Particularly noteworthy in this is the House of Commons. Originally just the lower-ranking knights of England, this body began to include representatives of the cities, knighted or not, and by the 17th century represented the wealthier but non-noble classes. It was into this body that Puritans could be elected, and thus wield greater and greater power; it was this body that more regularly represented the shifting will of the English people, or at least some of them.

It is worth remembering that poverty was on the rise in England, in part because of the enclosure system. This began in the 1600s and yet oddly the book does not describe it until Ch. 19. "Enclosure" meant fencing off land that had previously been held in common, legally or tacitly. As a result, more and more non-landowning people had a hard time making ends meet. This impoverished class had no rights and was usually despised, leading to an era that both increased the power of the people but also held human life startlingly cheap.

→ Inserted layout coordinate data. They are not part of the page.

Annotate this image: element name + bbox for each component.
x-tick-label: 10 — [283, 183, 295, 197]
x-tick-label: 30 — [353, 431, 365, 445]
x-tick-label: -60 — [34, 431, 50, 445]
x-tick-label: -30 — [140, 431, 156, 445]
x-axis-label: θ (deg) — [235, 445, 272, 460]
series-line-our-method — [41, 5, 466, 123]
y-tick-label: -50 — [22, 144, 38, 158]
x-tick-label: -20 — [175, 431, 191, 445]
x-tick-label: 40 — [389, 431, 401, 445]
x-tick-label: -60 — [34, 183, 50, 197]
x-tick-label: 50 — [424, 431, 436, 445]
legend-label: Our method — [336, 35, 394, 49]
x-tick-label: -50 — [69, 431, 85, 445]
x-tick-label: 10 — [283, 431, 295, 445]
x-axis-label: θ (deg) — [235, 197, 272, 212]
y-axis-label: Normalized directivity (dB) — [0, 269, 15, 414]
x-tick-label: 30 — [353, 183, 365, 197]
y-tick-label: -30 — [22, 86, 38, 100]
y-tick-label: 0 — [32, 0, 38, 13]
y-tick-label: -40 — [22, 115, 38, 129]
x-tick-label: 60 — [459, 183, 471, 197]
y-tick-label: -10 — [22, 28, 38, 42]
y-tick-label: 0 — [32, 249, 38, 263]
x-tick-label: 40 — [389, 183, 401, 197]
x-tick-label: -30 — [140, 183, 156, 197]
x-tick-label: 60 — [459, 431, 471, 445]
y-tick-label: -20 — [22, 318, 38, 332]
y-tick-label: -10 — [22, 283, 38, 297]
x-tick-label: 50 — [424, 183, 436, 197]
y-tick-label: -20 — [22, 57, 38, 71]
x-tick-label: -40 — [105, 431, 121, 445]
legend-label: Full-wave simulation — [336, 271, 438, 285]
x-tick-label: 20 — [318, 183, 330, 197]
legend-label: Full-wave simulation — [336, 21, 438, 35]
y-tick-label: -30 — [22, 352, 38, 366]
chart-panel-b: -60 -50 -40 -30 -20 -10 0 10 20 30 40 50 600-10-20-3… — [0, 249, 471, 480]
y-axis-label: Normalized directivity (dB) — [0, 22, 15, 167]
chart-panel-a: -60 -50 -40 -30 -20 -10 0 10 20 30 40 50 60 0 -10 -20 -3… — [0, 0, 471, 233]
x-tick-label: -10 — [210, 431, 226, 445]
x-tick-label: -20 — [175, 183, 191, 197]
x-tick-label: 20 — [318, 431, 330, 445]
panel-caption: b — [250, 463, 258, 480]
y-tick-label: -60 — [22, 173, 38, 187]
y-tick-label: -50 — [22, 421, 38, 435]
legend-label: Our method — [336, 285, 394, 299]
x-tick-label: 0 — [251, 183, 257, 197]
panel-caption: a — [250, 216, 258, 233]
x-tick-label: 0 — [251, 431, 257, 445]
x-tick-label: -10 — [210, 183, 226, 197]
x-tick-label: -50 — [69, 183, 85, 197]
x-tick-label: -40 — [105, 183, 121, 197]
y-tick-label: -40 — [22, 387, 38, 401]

Clearly the most important Parliament of this era was the Long Parliament, which was summoned into being by Charles I and wound up beheading him. While it was called by Charles and indeed many of its members stayed loyal to him, the Long Parliament was always somewhat hostile and prepared to deal with him, declaring that they had to meet at least every three years, that only they could decide when it would be dissolved, and abolishing Star Chamber justice within months of being formed. The decisive step was outright rebelling against Charles — but Parliament had, in fact, deposed a king or two before. The real precedent was taking over the country and ruling, not just swapping one king for another. Of course there had been republics in the past. But that act of setting itself up as the government of England, not merely as an adjunct to the crown, was decisive. Parliament has in essence been the prime power in Britain ever since. (With the House of Lords and Queen Elizabeth II surrendering all but the most ceremonial rights in the last decade or two, Britain is now essentially a republic in all but name, ruled by the House of Commons alone — quite the rise to power for a body once only the occasional junior partners to the House of Lords.)

But the swords at Runymede had their darker reflection here, as well. The Long Parliament was purged on Cromwell's orders, and later Cromwell simply locked them out: "I say you are no Parliament," he said, and because the army followed him, they weren't. What the army could disband, it could also restore, and General George Monck called the Long Parliament back into session twenty years after it was first formed so that it could vote to dissolve itself. Then Monck went a step further and restored not only Parliament but the monarchy itself.

Since then, however, Parliament has had the upper hand in most matters. It could depose James II and install William and Mary, then later George I. And while both George I and II (used to the Continental style of absolute monarchy) were occasionally frustrated and baffled by it, they knew that Parliament had called them in and that Parliament could drive them out. Robert Walpole became the most powerful man in Britain not because of birth or military might, but because he was elected.